「くはこと(来は此と)」。「くはこ」が「かこ」のような音(オン)を経つつ「が」は「こ」を濁音化させつつ意味として主たる「こ」が残り「ご」になった。「く(来)」は「き(来)」の終止形であり、この語尾U音化は動態の遊離感(→「いく(幾)」の項)、それゆえの想的動態や未来的な動態を表現する。その「き(来)」は、客観世界においてではなく、脳において来る。すなわち、認め・思いとしてそれが到来する。「は」は提示の助詞であり、「こ(此)」は現存的・特定的に何かを指し示し、「と」は思念化する助詞。「Aくはこと(来は此と)→Aごと」は、Aの認め・思いとしての到来はこれと、の意。
「けだしや鳴きし吾(わ)が恋ふるごと」(万112:たしかに鳴いた。私が恋ひている動態の到来はこれと(私はそのように恋ひている))。
「梅の花今咲けるごと散り過ぎず…」(万816)。
Aは動態・動詞も名態・名詞もあり、所属も主格も表現する助詞「の」や「が」が入りもする。名態や動態の想的到来はこれと、ということです→「神のごと」、「かくのごと」、「今咲けるごと」、「身をかへたるがごと」。「道(みち)の後(しり)古波陀(こはだ:地名?)嬢子(をとめ)を雷(かみ)のごと聞きこえしかども…」(『古事記』歌謡46)。「身をかへたるがごと成りにたり」(『竹取物語』)。

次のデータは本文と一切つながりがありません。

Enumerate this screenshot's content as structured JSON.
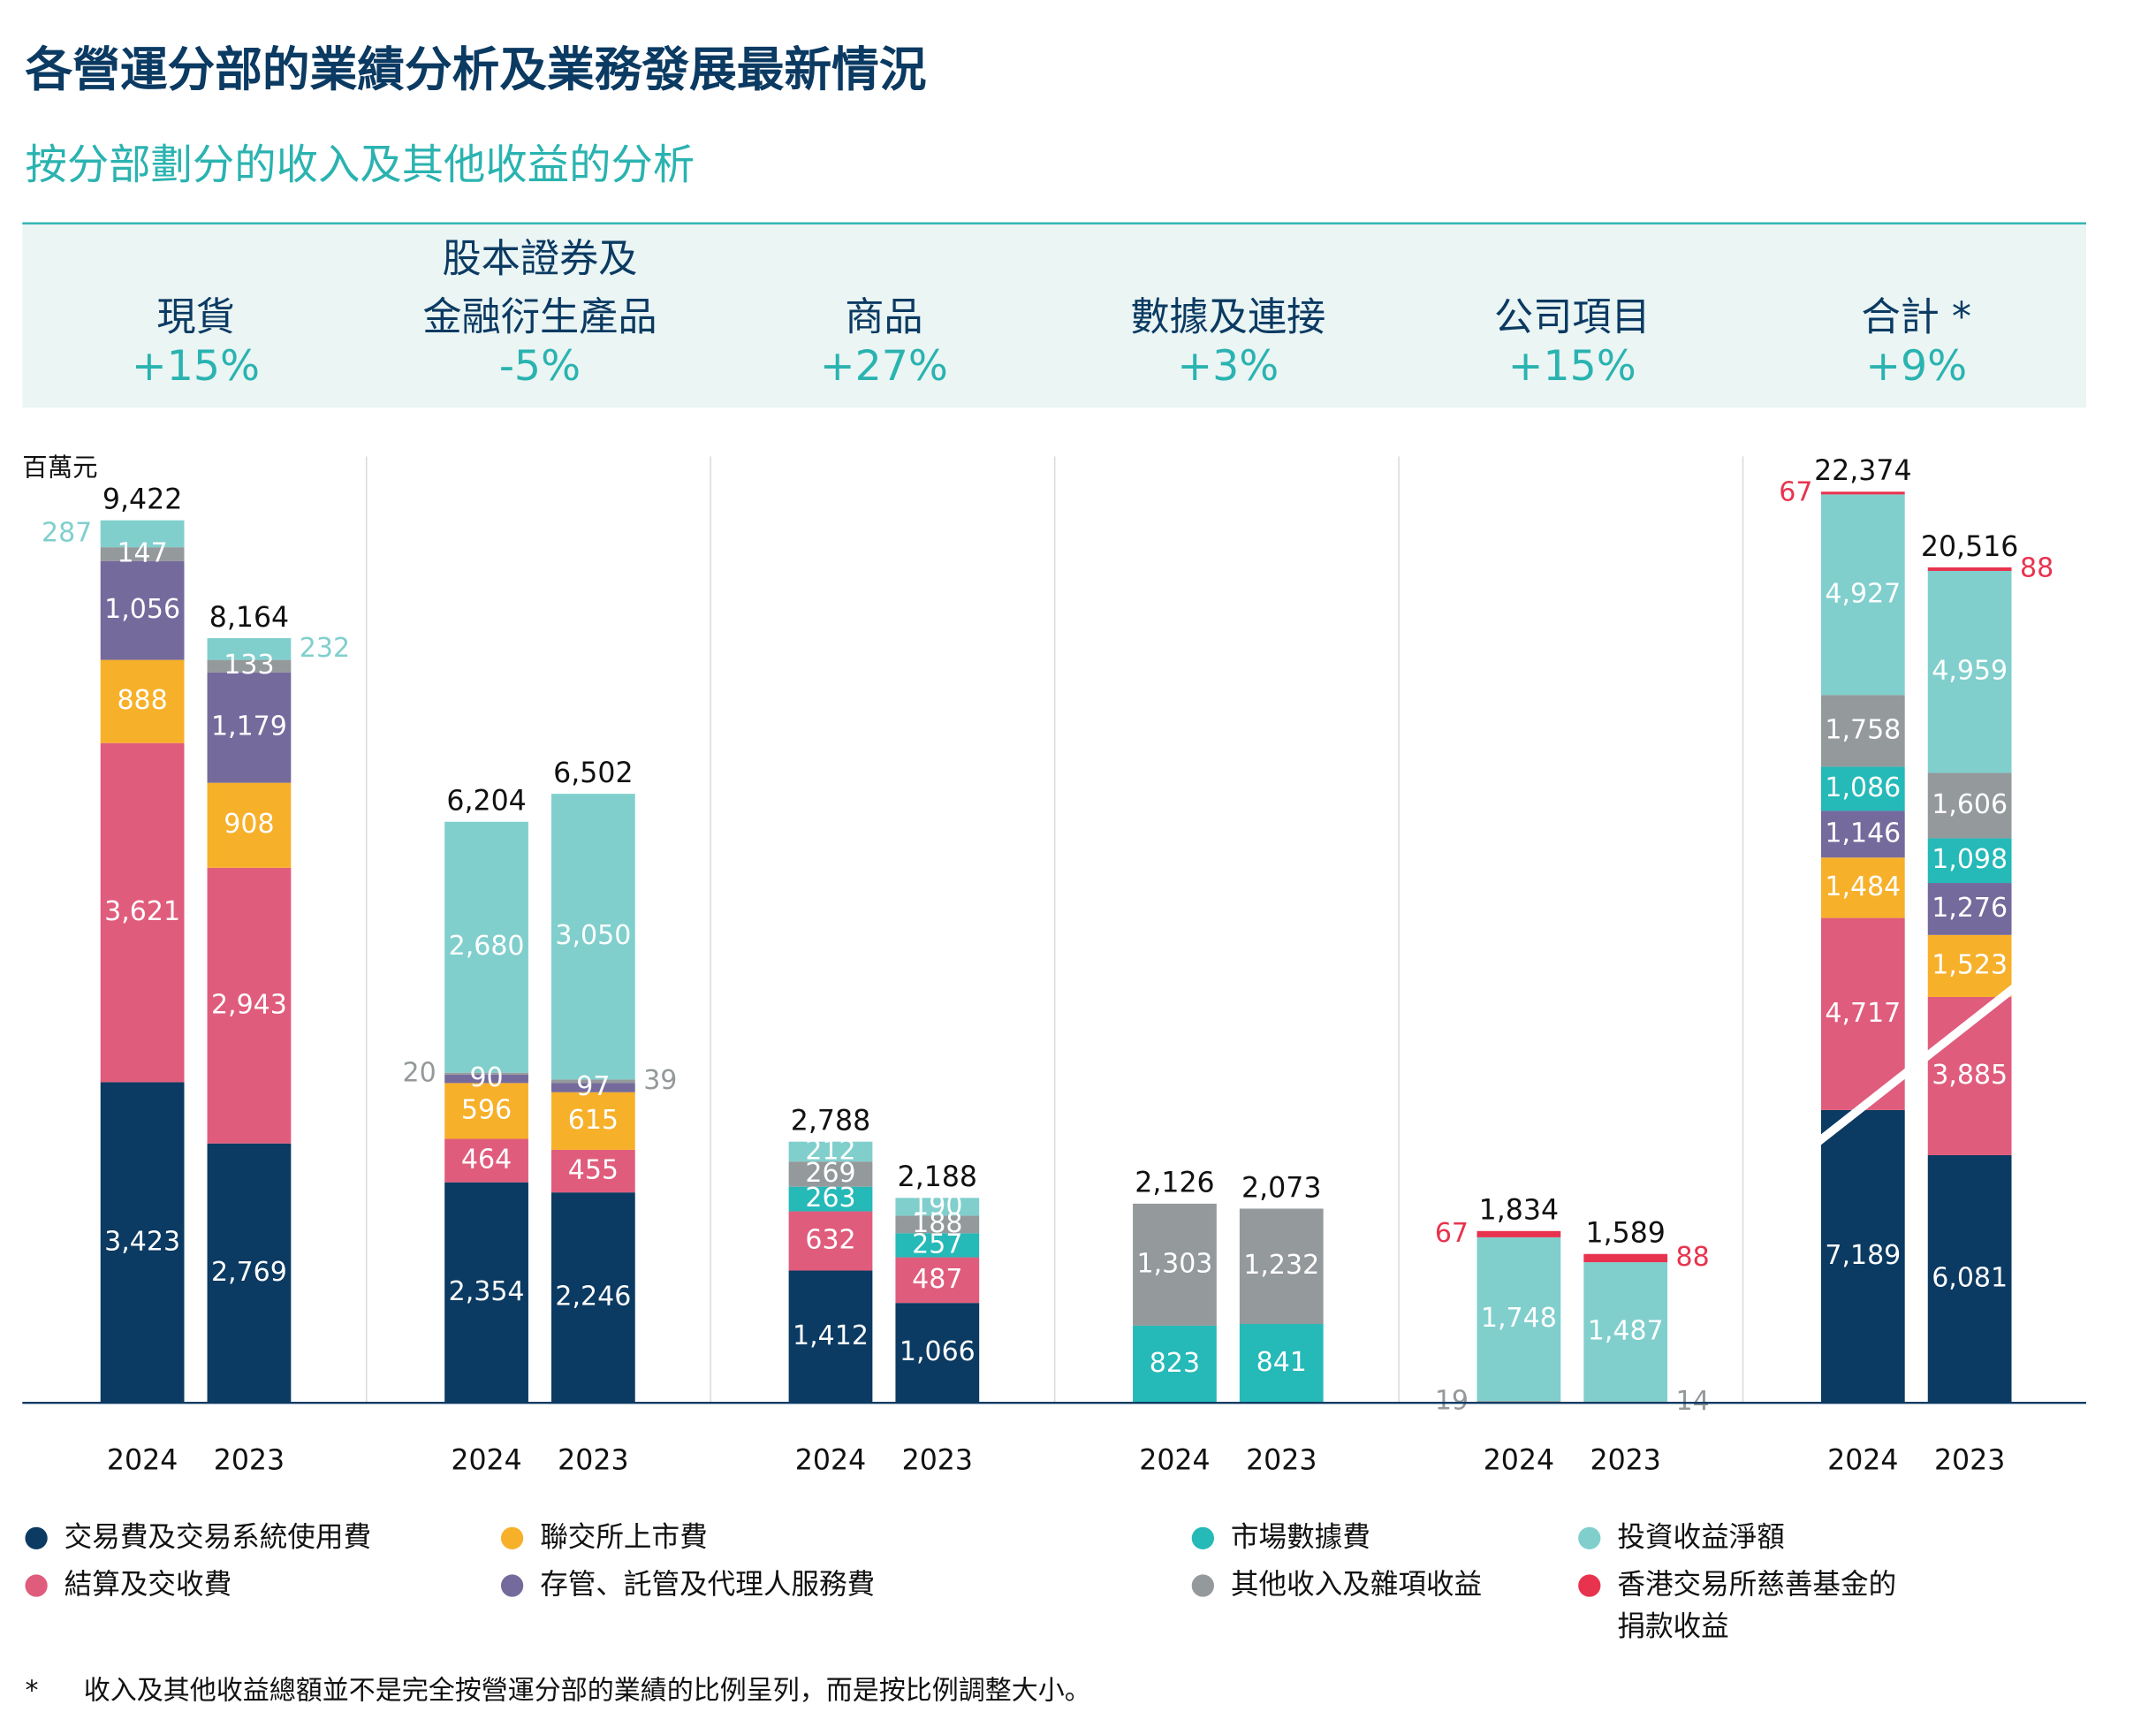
{
  "chart_data": {
    "type": "bar",
    "stacked": true,
    "title": "各營運分部的業績分析及業務發展最新情況",
    "subtitle": "按分部劃分的收入及其他收益的分析",
    "unit": "百萬元",
    "footnote_mark": "*",
    "footnote": "收入及其他收益總額並不是完全按營運分部的業績的比例呈列，而是按比例調整大小。",
    "series": [
      {
        "name": "交易費及交易系統使用費",
        "color": "#0b3a62"
      },
      {
        "name": "結算及交收費",
        "color": "#e05c7c"
      },
      {
        "name": "聯交所上市費",
        "color": "#f7b02a"
      },
      {
        "name": "存管、託管及代理人服務費",
        "color": "#756a9c"
      },
      {
        "name": "市場數據費",
        "color": "#25b9b8"
      },
      {
        "name": "其他收入及雜項收益",
        "color": "#94999b"
      },
      {
        "name": "投資收益淨額",
        "color": "#80cfcd"
      },
      {
        "name": "香港交易所慈善基金的捐款收益",
        "color": "#e8334f"
      }
    ],
    "panels": [
      {
        "title": [
          "現貨"
        ],
        "change": "+15%",
        "categories": [
          "2024",
          "2023"
        ],
        "ylim": [
          0,
          10000
        ],
        "totals": [
          9422,
          8164
        ],
        "total_labels": [
          "9,422",
          "8,164"
        ],
        "series": [
          {
            "values": [
              3423,
              2769
            ],
            "value_labels": [
              "3,423",
              "2,769"
            ]
          },
          {
            "values": [
              3621,
              2943
            ],
            "value_labels": [
              "3,621",
              "2,943"
            ]
          },
          {
            "values": [
              888,
              908
            ],
            "value_labels": [
              "888",
              "908"
            ]
          },
          {
            "values": [
              1056,
              1179
            ],
            "value_labels": [
              "1,056",
              "1,179"
            ]
          },
          {
            "values": [
              null,
              null
            ],
            "value_labels": [
              null,
              null
            ]
          },
          {
            "values": [
              147,
              133
            ],
            "value_labels": [
              "147",
              "133"
            ]
          },
          {
            "values": [
              287,
              232
            ],
            "value_labels": [
              "287",
              "232"
            ]
          },
          {
            "values": [
              null,
              null
            ],
            "value_labels": [
              null,
              null
            ]
          }
        ]
      },
      {
        "title": [
          "股本證券及",
          "金融衍生產品"
        ],
        "change": "-5%",
        "categories": [
          "2024",
          "2023"
        ],
        "ylim": [
          0,
          10000
        ],
        "totals": [
          6204,
          6502
        ],
        "total_labels": [
          "6,204",
          "6,502"
        ],
        "series": [
          {
            "values": [
              2354,
              2246
            ],
            "value_labels": [
              "2,354",
              "2,246"
            ]
          },
          {
            "values": [
              464,
              455
            ],
            "value_labels": [
              "464",
              "455"
            ]
          },
          {
            "values": [
              596,
              615
            ],
            "value_labels": [
              "596",
              "615"
            ]
          },
          {
            "values": [
              90,
              97
            ],
            "value_labels": [
              "90",
              "97"
            ]
          },
          {
            "values": [
              null,
              null
            ],
            "value_labels": [
              null,
              null
            ]
          },
          {
            "values": [
              20,
              39
            ],
            "value_labels": [
              "20",
              "39"
            ]
          },
          {
            "values": [
              2680,
              3050
            ],
            "value_labels": [
              "2,680",
              "3,050"
            ]
          },
          {
            "values": [
              null,
              null
            ],
            "value_labels": [
              null,
              null
            ]
          }
        ]
      },
      {
        "title": [
          "商品"
        ],
        "change": "+27%",
        "categories": [
          "2024",
          "2023"
        ],
        "ylim": [
          0,
          10000
        ],
        "totals": [
          2788,
          2188
        ],
        "total_labels": [
          "2,788",
          "2,188"
        ],
        "series": [
          {
            "values": [
              1412,
              1066
            ],
            "value_labels": [
              "1,412",
              "1,066"
            ]
          },
          {
            "values": [
              632,
              487
            ],
            "value_labels": [
              "632",
              "487"
            ]
          },
          {
            "values": [
              null,
              null
            ],
            "value_labels": [
              null,
              null
            ]
          },
          {
            "values": [
              null,
              null
            ],
            "value_labels": [
              null,
              null
            ]
          },
          {
            "values": [
              263,
              257
            ],
            "value_labels": [
              "263",
              "257"
            ]
          },
          {
            "values": [
              269,
              188
            ],
            "value_labels": [
              "269",
              "188"
            ]
          },
          {
            "values": [
              212,
              190
            ],
            "value_labels": [
              "212",
              "190"
            ]
          },
          {
            "values": [
              null,
              null
            ],
            "value_labels": [
              null,
              null
            ]
          }
        ]
      },
      {
        "title": [
          "數據及連接"
        ],
        "change": "+3%",
        "categories": [
          "2024",
          "2023"
        ],
        "ylim": [
          0,
          10000
        ],
        "totals": [
          2126,
          2073
        ],
        "total_labels": [
          "2,126",
          "2,073"
        ],
        "series": [
          {
            "values": [
              null,
              null
            ],
            "value_labels": [
              null,
              null
            ]
          },
          {
            "values": [
              null,
              null
            ],
            "value_labels": [
              null,
              null
            ]
          },
          {
            "values": [
              null,
              null
            ],
            "value_labels": [
              null,
              null
            ]
          },
          {
            "values": [
              null,
              null
            ],
            "value_labels": [
              null,
              null
            ]
          },
          {
            "values": [
              823,
              841
            ],
            "value_labels": [
              "823",
              "841"
            ]
          },
          {
            "values": [
              1303,
              1232
            ],
            "value_labels": [
              "1,303",
              "1,232"
            ]
          },
          {
            "values": [
              null,
              null
            ],
            "value_labels": [
              null,
              null
            ]
          },
          {
            "values": [
              null,
              null
            ],
            "value_labels": [
              null,
              null
            ]
          }
        ]
      },
      {
        "title": [
          "公司項目"
        ],
        "change": "+15%",
        "categories": [
          "2024",
          "2023"
        ],
        "ylim": [
          0,
          10000
        ],
        "totals": [
          1834,
          1589
        ],
        "total_labels": [
          "1,834",
          "1,589"
        ],
        "series": [
          {
            "values": [
              null,
              null
            ],
            "value_labels": [
              null,
              null
            ]
          },
          {
            "values": [
              null,
              null
            ],
            "value_labels": [
              null,
              null
            ]
          },
          {
            "values": [
              null,
              null
            ],
            "value_labels": [
              null,
              null
            ]
          },
          {
            "values": [
              null,
              null
            ],
            "value_labels": [
              null,
              null
            ]
          },
          {
            "values": [
              null,
              null
            ],
            "value_labels": [
              null,
              null
            ]
          },
          {
            "values": [
              19,
              14
            ],
            "value_labels": [
              "19",
              "14"
            ]
          },
          {
            "values": [
              1748,
              1487
            ],
            "value_labels": [
              "1,748",
              "1,487"
            ]
          },
          {
            "values": [
              67,
              88
            ],
            "value_labels": [
              "67",
              "88"
            ]
          }
        ]
      },
      {
        "title": [
          "合計 *"
        ],
        "change": "+9%",
        "categories": [
          "2024",
          "2023"
        ],
        "ylim": [
          0,
          23000
        ],
        "totals": [
          22374,
          20516
        ],
        "total_labels": [
          "22,374",
          "20,516"
        ],
        "series": [
          {
            "values": [
              7189,
              6081
            ],
            "value_labels": [
              "7,189",
              "6,081"
            ]
          },
          {
            "values": [
              4717,
              3885
            ],
            "value_labels": [
              "4,717",
              "3,885"
            ]
          },
          {
            "values": [
              1484,
              1523
            ],
            "value_labels": [
              "1,484",
              "1,523"
            ]
          },
          {
            "values": [
              1146,
              1276
            ],
            "value_labels": [
              "1,146",
              "1,276"
            ]
          },
          {
            "values": [
              1086,
              1098
            ],
            "value_labels": [
              "1,086",
              "1,098"
            ]
          },
          {
            "values": [
              1758,
              1606
            ],
            "value_labels": [
              "1,758",
              "1,606"
            ]
          },
          {
            "values": [
              4927,
              4959
            ],
            "value_labels": [
              "4,927",
              "4,959"
            ]
          },
          {
            "values": [
              67,
              88
            ],
            "value_labels": [
              "67",
              "88"
            ]
          }
        ]
      }
    ]
  }
}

この「ごと」はク活用形容詞の語幹のような用いられ方をする。これは「ごとよし(如良し)」の「よ」の無音化。意味は、「ごと(如く)」として、名態や動態の想的到来として、自信をもって受容できる、ということ(→「よし(良し)」の項)。ならば「ごとし」は形容詞では?と思われそうですが、文法ではこれは助動詞に分類されている。たとえばク活用形容詞「あかし(赤し)」の場合、語幹による「あかだま(赤玉)」といった用い方がありますが、「ごとし(如し)」の場合、「ごと」は、名態や動態の想的到来はこれと、と表現しており、何の想的到来なのかが表現されず「ごとたま(如玉)」などと表現されることはない。また、想的到来以外の何かを期待するような已然形「ごとけれ」も事実上ない。たとえば「桜咲くがごとけれど」(桜咲く想的到来があるようなないような…)。
「行く水の水沫(みなわ)のごとし」(万1269)。
「吾(あ)がごとく君に恋ふらむ人はさね(決して)あらじ」(万3750)。
「年月(としつき)は流るるごとし」(万804)。